A rapidly growing evidence suggests the possibility of the link between changes of the degree of colocalization of various antigens in the cells and the spectrum of their malignant properties. This is hardly surprising, since it has been known for a long time that various proteins are overexpressed in cancers. Discordant overexpression of colocalized proteins should inevitably result in the shift of their colocalization properties.

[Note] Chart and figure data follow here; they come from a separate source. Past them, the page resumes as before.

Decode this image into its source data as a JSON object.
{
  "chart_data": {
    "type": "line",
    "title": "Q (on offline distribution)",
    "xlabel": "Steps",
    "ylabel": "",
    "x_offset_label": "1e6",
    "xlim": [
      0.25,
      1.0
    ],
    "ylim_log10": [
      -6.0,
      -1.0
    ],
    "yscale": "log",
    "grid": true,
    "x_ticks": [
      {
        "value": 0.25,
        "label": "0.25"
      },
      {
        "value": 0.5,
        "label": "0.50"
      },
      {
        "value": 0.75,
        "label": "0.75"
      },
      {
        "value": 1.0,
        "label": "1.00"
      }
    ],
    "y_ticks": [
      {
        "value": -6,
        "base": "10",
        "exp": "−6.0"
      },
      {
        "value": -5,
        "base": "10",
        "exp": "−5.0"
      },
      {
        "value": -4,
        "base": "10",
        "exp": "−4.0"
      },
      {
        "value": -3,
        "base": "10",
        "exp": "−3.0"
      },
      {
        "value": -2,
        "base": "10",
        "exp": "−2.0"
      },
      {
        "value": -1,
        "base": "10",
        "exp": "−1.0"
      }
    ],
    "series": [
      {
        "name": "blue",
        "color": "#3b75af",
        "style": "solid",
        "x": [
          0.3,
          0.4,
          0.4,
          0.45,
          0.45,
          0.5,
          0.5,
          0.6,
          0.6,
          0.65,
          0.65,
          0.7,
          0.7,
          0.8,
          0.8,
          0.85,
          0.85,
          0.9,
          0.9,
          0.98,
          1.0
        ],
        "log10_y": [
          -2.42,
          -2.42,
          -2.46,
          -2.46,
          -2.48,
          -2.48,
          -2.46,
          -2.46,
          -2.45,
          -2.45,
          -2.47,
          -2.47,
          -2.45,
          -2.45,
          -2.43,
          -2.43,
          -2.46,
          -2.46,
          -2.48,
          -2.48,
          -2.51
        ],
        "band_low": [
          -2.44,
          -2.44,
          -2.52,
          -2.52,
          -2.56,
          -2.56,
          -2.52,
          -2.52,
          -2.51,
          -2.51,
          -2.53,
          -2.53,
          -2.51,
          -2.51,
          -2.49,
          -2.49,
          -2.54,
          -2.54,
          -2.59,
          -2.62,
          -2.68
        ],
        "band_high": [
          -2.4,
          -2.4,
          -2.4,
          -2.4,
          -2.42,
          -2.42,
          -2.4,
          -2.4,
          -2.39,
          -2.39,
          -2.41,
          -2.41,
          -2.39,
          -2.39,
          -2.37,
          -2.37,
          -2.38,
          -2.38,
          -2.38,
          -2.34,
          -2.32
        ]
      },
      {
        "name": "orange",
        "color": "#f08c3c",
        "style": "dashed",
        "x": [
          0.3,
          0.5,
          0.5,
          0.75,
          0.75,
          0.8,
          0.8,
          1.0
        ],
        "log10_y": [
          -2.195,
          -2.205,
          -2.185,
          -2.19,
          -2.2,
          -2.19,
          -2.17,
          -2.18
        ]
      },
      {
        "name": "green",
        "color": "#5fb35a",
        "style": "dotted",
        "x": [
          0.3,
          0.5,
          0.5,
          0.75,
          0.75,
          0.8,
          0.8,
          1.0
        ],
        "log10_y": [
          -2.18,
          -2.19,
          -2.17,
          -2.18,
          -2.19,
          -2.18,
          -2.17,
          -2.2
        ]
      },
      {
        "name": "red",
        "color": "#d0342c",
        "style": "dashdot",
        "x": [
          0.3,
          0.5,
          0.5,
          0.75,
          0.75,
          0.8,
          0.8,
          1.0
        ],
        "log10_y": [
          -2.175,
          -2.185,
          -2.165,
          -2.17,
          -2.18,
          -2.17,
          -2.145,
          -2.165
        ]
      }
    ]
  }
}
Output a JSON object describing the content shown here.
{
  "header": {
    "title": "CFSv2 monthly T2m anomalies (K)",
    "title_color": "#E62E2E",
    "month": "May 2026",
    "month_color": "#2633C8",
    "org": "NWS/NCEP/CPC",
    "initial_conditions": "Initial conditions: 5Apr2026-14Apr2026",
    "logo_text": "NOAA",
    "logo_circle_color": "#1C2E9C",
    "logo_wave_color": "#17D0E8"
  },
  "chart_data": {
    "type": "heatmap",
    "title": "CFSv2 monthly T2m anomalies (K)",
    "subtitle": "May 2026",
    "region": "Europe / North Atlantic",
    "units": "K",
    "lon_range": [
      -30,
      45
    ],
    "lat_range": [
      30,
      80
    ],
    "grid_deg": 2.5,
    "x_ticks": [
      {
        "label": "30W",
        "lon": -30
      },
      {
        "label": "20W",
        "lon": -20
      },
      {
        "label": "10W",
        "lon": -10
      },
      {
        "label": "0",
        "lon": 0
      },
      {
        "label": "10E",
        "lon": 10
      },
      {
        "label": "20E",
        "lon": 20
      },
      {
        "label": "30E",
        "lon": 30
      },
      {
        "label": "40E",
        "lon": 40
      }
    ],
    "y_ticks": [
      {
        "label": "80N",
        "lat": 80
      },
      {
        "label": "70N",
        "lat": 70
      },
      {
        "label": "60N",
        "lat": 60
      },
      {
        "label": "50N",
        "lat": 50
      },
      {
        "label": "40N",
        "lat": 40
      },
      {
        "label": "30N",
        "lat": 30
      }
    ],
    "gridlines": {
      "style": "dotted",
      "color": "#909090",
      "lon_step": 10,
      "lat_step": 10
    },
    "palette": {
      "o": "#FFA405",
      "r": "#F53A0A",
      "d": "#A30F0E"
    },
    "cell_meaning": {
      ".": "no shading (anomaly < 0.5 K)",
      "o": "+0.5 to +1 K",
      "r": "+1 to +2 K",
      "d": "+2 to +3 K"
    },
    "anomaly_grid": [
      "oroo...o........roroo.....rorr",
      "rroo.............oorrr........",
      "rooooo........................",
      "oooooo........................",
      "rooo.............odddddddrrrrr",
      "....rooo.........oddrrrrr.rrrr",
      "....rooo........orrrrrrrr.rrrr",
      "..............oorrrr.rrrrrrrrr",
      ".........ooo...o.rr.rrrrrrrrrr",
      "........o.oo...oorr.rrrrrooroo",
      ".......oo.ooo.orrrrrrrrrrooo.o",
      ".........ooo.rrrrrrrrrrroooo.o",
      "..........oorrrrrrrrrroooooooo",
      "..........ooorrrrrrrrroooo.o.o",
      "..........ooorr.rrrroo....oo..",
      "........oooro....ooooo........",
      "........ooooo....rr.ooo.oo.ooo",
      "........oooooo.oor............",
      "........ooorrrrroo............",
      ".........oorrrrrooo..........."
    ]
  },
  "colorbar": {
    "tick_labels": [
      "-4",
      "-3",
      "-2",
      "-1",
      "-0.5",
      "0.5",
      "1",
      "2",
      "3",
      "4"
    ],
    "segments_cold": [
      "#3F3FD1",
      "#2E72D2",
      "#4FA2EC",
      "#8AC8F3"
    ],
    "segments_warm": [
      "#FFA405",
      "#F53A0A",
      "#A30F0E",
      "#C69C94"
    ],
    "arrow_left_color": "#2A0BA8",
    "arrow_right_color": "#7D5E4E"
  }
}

A recent study that caught my attention described
overexpression of adenylate cyclase-associated protein 1 (CAP1) in pancreatic cancers. Fluorescence microscopy showed colocalization of CAP1 with actin to the edge of lamellipodia. Knockdown of CAP1 by the RNA interference technique resulted in the reduction of lamellipodia formation, hence colocalization as well, and motility and invasion properties of pancreatic cancer cells. Interestingly, the authors concluded that this is the first report that demonstrated the overexpression of CAP1 in pancreatic cancer cells and suggested the involvement of CAP1 in their aggressive behavior. Thus, the described observation of colocalization of CAP1 with actin served to identify CAP1 as a marker for this type of cancer as well as determined its usefulness for prognosis. Since quantification of colocalization not only proves its existence objectively, but also provides many important additional details about it (dynamical changes, contribution to colocalization of a particular antigen/channel, etc.), it is natural to expect that the use of this methodology should significantly extend the significance of these and similar observations by making them less descriptive and much more factually-based. In addition to the peripheral proteins, it can be expected that changes of the degree of colocalization can have diagnostic and prognostic values when examined in the nuclei of tumor cells, such as for example colocalization of promyelocytic leukemia (PML) bodies with telomeres (
Cancer Res 2007;67:7072).
It should be mentioned, however, that the use of quantification requires a certain level of methodological knowledge and skills to ensure that it is executed correctly. It is also critical to ensure that images for analysis are properly acquired and processed prior to quantification. Fortunately, this issue received a much required attention of late with the appearance of several high quality articles stressing the importance of
accuracy and precision in quantitative fluorescence microscopy and even describing a specialized
quantitative colocalization analysis protocol. An another important thing worth noting is that, to be actually useful for diagnostics, quantification of colocalization should be at least semi-automated. This can be addressed by employing the latest software tools when, for example, the whole workflow of image analysis is saved as a preset or even as an action (similar to the Photoshop action), which then can be re-used and re-applied easily and quickly on as many images as needed. The critical issue here is to ensure that all images are prepared for the analysis and then analyzed in exactly the same fashion so that the results of calculations are easily reproduceable and fully comparable.
To conclude, we will likely see a noticeable increase in the number of studies attempting to use quantification of colocalization in tumors for diagnostic and prognostic purposes in the near future. Lets hope they adhere to the methodological guidelines and report really promising and applicable observations.